As in Balance of Power, both sides are likely computing how to deal with falling prestige depending on who blinks first.
Thus, one possible way to read the escalation path in futuring models might be:
1. USA admits we don’t have a policy developed yet. This translates into “We need a time out to get humans on this because the “auto-response” doesn’t have a happen ending.
2. The USA then ups the security levels across the southern US because we suspect (on branch of model) on the opposing side computationally might give Middle East terrorists (perhaps ex-Chechens) a ticket into the US in order to gain access to (and use) some of those leftover suitcase nukes we’ve all read about… a blind-side option.
3. And Russia (shortly thereafter) reaches a similar outcome in its Models and calls for a cease-fire in Ukraine while it puts humans on the strategy gaps and checks its assumption tables, as well.
Meantime, folks like us look at the news as simple tit-for-tat, missing what may be messaging, and thus stand ready to be “surprised” by whatever comes next in the mid October to January 1 period.
That’s when the six-months window from mid April will be passed and military options on both sides will peak.

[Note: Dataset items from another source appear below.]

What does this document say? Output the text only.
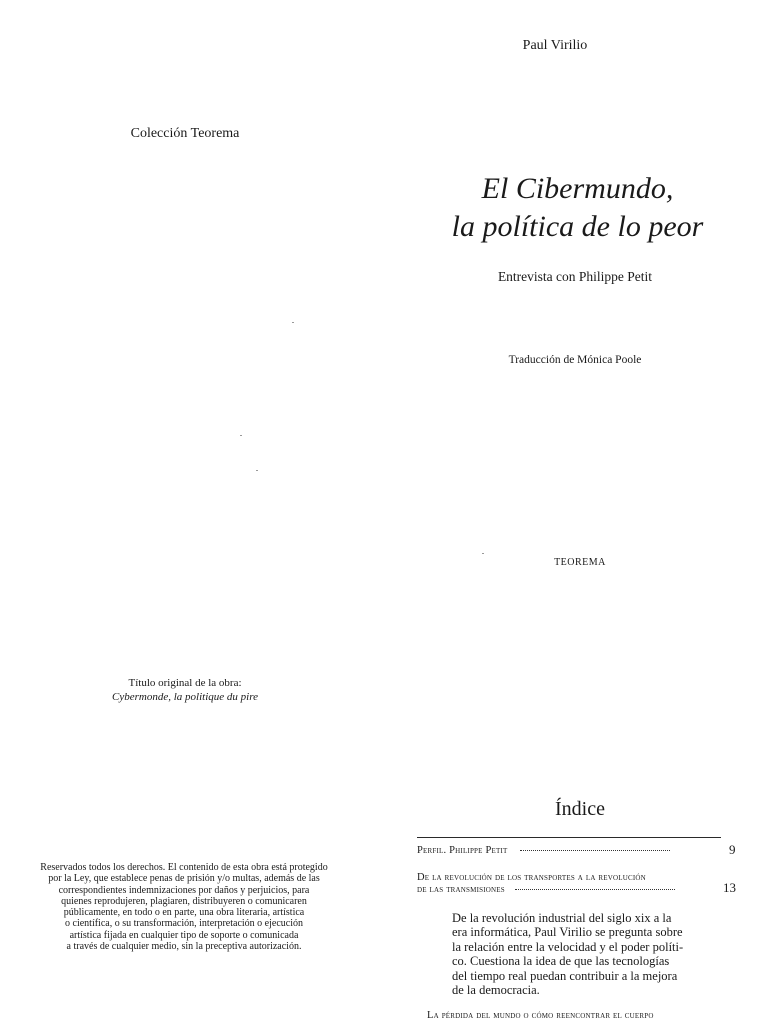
Colección Teorema
Título original de la obra:
Cybermonde, la politique du pire
Reservados todos los derechos. El contenido de esta obra está protegido
por la Ley, que establece penas de prisión y/o multas, además de las
correspondientes indemnizaciones por daños y perjuicios, para
quienes reprodujeren, plagiaren, distribuyeren o comunicaren
públicamente, en todo o en parte, una obra literaria, artística
o científica, o su transformación, interpretación o ejecución
artística fijada en cualquier tipo de soporte o comunicada
a través de cualquier medio, sin la preceptiva autorización.
Paul Virilio
El Cibermundo,
la política de lo peor
Entrevista con Philippe Petit
Traducción de Mónica Poole
TEOREMA
Índice
Perfil. Philippe Petit	9
De la revolución de los transportes a la revolución
de las transmisiones	13
De la revolución industrial del siglo xix a la
era informática, Paul Virilio se pregunta sobre
la relación entre la velocidad y el poder políti-
co. Cuestiona la idea de que las tecnologías
del tiempo real puedan contribuir a la mejora
de la democracia.
La pérdida del mundo o cómo reencontrar el cuerpo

Peak readily is a perishable military condition.
And it’s here we borrow from Webster and summarize things as follows:
If you don’t think politicians can be trusted with taxes and border enforcement, what makes you think they will be any more trustworthy when it comes to making decisions on foreign policy where there’s likely a high risk of confusing computer simulations with reality?
Politicians are not generally logicians; they’ll say damn near anything for a vote or a buck. And confusing theory with reality? Need you ask?

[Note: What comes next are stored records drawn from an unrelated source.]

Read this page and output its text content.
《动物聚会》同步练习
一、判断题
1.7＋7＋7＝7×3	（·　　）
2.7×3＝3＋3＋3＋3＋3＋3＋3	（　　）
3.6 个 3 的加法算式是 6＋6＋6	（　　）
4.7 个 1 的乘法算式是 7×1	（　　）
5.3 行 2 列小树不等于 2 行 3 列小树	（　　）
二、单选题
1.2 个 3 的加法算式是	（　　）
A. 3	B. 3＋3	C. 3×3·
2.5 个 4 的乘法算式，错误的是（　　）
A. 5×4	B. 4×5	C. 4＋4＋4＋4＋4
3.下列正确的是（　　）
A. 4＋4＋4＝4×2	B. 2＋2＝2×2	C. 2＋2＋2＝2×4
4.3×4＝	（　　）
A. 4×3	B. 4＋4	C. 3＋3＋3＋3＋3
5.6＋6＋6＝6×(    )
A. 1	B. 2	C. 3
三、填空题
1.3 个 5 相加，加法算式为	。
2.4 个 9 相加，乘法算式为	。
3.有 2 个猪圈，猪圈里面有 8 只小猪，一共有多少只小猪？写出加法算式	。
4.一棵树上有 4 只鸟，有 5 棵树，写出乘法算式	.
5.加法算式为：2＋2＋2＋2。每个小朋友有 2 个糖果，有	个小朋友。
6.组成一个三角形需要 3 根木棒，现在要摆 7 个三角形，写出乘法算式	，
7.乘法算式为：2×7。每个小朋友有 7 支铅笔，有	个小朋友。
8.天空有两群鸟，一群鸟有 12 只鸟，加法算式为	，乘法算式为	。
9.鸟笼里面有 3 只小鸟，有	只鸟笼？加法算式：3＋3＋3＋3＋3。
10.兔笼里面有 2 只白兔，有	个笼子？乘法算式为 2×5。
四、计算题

This morning, we see how NATO is mistrustful of Putin’s peace talk, and perhaps with good reason. But is it also possible that the military build-up is now passing a threshold where events take seize decision-making power. As hardware in theater increases, latitude of action decreases. It’s way easier to fire a loaded gun than one you have to send out for ammo to load.
As always, I hope to be wrong. But as a student of Balance of Power, one of the marvels of the game is how decision-latitude shrinks as events roll forward. Eventually you’re in the box. That’s the genius of Chris Crawford’s game, and quite possibility the damning feature of expansionist geopolitics.
The only question remaining is whether current events spiral into a global Chihuly moment. There’s plenty of time for prepping, right now. But how long that window remains open may lead to contentious discussions.
As the BoP war message says: We don’t reward failure.